CARVALHO DA SILVA – JORNAL DE NOTÍCIAS, opinião
Todo o processo de preparação e realização da greve geral do dia 24 - o seu anúncio, os objectivos colocados pelo movimento sindical e os temas priorizados, os debates e acções desencadeados por importantes sectores da actividade - serviram de ancoradouro ao surgimento e à ampliação de importantes pronunciamentos políticos e sociopolíticos por parte de instituições, organizações e personalidades que se expressaram de forma individual ou colectiva, sobre temas sociais, económicos e políticos de interesse estratégico para o futuro do país, ou sobre matérias mais prementes que emergem do Orçamento do Estado (OE) para 2012.
Ficou mais clara a dimensão das injustiças dos pacotes de austeridade e a ausência de objectivos de investimento e crescimento na proposta de OE. Criou-se lastro para repudiar o objectivo de o Governo eliminar o subsídio de Natal e o subsídio de férias e iniciou-se um processo de recusa efectiva, no terreno, à tentativa de aumento de 2,5 horas de trabalho semanal. Mais vozes surgiram a defender planos de protecção social que impeçam o empobrecimento dos portugueses mais desprotegidos.
Debateu-se o investimento, a criação de emprego e o desenvolvimento. Reforçaram-se argumentos e posições contra o memorando da troika, contra conteúdos desastrosos da governação do PSD/CDS e contra as políticas desastrosas da União Europeia (UE).
Tudo isto é ainda muito pouco face à gravidade dos problemas, mas representa um importante evoluir da consciência colectiva, indispensável para se trabalharem respostas aos desafios mais complexos que aí vêm.
Estamos a entrar na fase do "salto qualitativo" (agravamento) nas políticas de austeridade com o aumento da electricidade e a sobretaxa, com o agravamento dos preços e dos impostos, com os cortes salariais.
No espaço da UE é reconhecido que o crescimento estagna, a incerteza é "extremamente elevada" e "o risco de recessão não é negligenciável".
A chamada "cura" pelo jejum (o empobrecimento) é uma ideia com tremendos custos sociais, económicos e políticos, e ameaça a democracia.
Como muito bem lembrou Pacheco Pereira, no dia 24, na SIC-N ("Quadratura do círculo") "em democracia a greve, como todos os direitos, tem custos" e "a greve não é um direito menor"! Por mim acrescento, é um direito e um dever quando está em causa a justiça, a dignidade e a democracia.
Elísio Estanque no "Público" (25 Nov.) refere que a greve "é um acto de afirmação (da parte mais fraca), sem o qual o diálogo se confunde com resignação. Tal como não existe verdadeiro consenso sem dissensão também se pode dizer que não existe negociação sem conflito e pluralidade".

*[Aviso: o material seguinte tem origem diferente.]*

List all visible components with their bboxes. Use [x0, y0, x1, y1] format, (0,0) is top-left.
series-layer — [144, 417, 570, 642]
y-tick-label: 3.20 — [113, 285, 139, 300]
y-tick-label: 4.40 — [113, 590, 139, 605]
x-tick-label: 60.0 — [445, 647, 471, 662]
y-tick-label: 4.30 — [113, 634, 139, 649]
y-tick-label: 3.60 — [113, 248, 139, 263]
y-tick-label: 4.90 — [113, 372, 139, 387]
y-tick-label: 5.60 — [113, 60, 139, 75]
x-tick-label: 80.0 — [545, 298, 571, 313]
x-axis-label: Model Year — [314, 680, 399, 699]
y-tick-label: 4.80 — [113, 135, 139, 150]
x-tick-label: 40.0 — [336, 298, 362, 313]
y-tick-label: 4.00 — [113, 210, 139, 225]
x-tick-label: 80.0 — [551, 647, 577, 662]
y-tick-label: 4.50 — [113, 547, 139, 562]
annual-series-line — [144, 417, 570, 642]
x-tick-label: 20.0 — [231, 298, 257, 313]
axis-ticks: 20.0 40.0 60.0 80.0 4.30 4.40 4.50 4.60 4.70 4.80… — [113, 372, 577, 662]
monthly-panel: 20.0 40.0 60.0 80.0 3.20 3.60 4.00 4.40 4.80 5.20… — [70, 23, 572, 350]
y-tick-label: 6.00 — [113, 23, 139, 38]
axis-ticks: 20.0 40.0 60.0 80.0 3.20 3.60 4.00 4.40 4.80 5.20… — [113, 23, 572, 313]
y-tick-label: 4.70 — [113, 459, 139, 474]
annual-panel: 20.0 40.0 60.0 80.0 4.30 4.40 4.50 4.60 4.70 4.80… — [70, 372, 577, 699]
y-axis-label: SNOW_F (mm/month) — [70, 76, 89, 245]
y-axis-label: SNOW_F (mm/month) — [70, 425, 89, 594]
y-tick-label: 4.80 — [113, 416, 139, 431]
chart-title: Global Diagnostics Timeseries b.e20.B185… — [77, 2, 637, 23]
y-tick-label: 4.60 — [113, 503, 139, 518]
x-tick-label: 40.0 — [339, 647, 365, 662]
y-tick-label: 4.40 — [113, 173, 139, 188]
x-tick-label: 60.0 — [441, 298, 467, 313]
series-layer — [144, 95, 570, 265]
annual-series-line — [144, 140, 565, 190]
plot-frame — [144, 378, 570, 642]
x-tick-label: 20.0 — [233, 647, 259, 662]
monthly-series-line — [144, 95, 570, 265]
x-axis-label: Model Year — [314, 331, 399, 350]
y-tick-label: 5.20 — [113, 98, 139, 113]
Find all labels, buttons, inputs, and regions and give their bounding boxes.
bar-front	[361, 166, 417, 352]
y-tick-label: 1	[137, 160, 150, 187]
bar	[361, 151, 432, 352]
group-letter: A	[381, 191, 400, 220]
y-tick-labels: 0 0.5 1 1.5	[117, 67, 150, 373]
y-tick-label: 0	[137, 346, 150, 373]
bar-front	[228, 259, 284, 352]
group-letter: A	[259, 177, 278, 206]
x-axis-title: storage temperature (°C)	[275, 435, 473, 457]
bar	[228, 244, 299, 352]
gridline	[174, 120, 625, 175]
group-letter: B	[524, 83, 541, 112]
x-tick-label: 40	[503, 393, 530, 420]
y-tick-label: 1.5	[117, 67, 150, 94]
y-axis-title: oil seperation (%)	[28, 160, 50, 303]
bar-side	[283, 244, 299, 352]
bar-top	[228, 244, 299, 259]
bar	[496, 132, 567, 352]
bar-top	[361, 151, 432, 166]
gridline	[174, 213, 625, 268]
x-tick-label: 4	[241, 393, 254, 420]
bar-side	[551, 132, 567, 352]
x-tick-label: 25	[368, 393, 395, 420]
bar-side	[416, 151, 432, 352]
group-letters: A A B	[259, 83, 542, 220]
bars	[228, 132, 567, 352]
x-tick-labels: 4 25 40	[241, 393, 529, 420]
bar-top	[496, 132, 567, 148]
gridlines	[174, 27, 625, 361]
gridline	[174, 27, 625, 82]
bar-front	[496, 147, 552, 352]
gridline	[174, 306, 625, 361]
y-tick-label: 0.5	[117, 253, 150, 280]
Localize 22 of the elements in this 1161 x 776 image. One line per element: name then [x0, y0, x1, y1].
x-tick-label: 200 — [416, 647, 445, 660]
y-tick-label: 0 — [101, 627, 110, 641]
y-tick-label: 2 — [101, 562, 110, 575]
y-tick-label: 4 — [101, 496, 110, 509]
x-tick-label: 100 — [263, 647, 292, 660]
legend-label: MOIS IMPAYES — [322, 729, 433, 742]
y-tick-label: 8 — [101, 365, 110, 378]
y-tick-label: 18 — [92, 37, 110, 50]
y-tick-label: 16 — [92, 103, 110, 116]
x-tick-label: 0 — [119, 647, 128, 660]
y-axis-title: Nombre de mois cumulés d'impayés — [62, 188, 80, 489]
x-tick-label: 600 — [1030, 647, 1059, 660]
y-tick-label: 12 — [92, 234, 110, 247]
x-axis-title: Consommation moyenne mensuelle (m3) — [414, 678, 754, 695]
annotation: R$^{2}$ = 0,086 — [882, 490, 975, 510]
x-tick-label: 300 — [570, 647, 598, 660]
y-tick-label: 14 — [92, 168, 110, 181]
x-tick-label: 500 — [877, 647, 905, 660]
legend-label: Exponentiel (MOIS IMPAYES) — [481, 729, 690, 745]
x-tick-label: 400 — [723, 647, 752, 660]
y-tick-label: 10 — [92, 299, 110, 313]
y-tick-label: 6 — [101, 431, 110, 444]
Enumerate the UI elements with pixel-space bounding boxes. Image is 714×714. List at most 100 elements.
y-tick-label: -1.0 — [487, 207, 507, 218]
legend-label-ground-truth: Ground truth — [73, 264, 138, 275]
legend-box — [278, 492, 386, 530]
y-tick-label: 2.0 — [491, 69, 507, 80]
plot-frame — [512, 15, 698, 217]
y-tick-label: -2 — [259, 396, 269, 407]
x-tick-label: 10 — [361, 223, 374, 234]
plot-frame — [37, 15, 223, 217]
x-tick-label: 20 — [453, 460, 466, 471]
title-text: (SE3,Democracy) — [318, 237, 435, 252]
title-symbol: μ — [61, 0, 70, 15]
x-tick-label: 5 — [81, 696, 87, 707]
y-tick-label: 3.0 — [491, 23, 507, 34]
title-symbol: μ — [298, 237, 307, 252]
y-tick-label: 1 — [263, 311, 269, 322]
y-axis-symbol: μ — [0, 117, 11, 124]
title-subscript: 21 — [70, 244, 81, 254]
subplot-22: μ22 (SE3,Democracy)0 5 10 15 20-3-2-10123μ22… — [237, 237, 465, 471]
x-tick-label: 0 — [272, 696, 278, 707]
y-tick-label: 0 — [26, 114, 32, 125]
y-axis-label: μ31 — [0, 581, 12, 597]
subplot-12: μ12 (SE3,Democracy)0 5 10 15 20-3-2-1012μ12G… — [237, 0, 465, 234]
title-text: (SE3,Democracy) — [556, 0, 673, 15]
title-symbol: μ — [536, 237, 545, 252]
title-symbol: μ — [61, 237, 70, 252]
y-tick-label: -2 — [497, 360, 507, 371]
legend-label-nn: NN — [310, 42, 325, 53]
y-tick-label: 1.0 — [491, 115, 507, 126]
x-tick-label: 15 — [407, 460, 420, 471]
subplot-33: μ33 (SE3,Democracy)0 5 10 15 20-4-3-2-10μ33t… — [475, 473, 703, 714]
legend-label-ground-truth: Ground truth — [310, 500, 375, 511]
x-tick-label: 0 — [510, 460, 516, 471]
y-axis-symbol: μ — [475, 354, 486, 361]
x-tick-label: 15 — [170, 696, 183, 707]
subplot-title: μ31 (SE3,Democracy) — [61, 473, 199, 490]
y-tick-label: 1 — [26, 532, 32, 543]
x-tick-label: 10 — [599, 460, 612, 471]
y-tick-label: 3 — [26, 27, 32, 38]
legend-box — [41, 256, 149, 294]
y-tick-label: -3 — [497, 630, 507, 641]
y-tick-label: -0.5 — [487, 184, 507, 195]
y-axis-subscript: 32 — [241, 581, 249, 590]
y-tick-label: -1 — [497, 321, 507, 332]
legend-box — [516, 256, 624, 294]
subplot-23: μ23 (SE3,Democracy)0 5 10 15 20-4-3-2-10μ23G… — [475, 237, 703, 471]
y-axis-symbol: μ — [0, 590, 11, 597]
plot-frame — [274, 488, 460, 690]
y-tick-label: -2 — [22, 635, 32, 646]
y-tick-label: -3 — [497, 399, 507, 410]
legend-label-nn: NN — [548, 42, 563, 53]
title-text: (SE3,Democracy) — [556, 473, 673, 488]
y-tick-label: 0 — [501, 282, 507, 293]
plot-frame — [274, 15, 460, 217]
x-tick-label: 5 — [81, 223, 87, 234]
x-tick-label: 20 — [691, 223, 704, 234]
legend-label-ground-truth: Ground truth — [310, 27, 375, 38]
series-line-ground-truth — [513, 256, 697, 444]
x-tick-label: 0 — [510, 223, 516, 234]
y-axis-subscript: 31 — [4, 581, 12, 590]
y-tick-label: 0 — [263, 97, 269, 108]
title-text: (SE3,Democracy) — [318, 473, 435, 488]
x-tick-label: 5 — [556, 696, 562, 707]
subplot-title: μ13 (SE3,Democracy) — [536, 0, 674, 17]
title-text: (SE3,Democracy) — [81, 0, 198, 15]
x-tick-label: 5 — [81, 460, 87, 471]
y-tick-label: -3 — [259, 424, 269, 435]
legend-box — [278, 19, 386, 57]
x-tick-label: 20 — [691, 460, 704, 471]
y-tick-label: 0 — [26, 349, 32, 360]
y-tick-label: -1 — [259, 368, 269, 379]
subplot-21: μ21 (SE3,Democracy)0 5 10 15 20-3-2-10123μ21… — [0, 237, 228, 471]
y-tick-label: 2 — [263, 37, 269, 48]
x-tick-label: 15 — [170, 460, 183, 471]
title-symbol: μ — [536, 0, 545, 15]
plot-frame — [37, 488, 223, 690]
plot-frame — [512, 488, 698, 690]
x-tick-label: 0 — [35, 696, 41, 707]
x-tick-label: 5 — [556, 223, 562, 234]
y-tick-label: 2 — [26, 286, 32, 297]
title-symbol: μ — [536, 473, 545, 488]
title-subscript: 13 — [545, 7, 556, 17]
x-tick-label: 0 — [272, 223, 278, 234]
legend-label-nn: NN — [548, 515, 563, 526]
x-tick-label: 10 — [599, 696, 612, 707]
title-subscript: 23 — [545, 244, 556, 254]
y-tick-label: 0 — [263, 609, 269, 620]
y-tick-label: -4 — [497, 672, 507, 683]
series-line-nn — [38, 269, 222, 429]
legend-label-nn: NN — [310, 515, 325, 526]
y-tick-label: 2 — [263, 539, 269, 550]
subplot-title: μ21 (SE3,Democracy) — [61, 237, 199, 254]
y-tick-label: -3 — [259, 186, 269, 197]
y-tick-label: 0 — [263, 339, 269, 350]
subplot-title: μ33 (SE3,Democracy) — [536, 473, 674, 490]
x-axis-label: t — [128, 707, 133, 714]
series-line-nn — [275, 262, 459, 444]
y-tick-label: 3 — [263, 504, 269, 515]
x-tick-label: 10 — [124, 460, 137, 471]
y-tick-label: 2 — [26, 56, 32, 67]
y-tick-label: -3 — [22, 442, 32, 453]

O tempo que vivemos é mesmo de combate à resignação e de exigência de negociação séria: no plano político, considerando as propostas de todas as forças, em particular das não comprometidas no desastre; no plano económico, com os patrões, os sindicatos e outras entidades, respeitando os interesses privados e os colectivos, sempre para responder às necessidades das pessoas e do país; no plano social, com os trabalhadores e os seus sindicatos e com os cidadãos através das suas organizações, para afirmar a justiça social, o combate à pobreza, uma melhor distribuição e utilização da riqueza e a coesão da sociedade.
A greve geral mostrou-nos, entretanto, uma extraordinária consciência social dos trabalhadores. A greve foi realizada em enorme esforço. Centenas de milhares assumiram o dever de lutar, mesmo sabendo que os euros perdidos na greve vão fazer muita falta no fim do mês; muitos milhares sentiram que o direito de pensar e agir livremente já não lhes é garantido, mas agiram.
A saída da "crise" em que o país se encontra jamais surgirá pela mão dos que nos conduziram ao desastre e com a cartilha económica, social e política que vêm utilizando.
As soluções vão encontrar-se a partir, não apenas de mais "sobressalto social" mas, acima de tudo, de mais acção colectiva transformadora, assente em conteúdos concretos, concretizada pelos trabalhadores e pelo povo.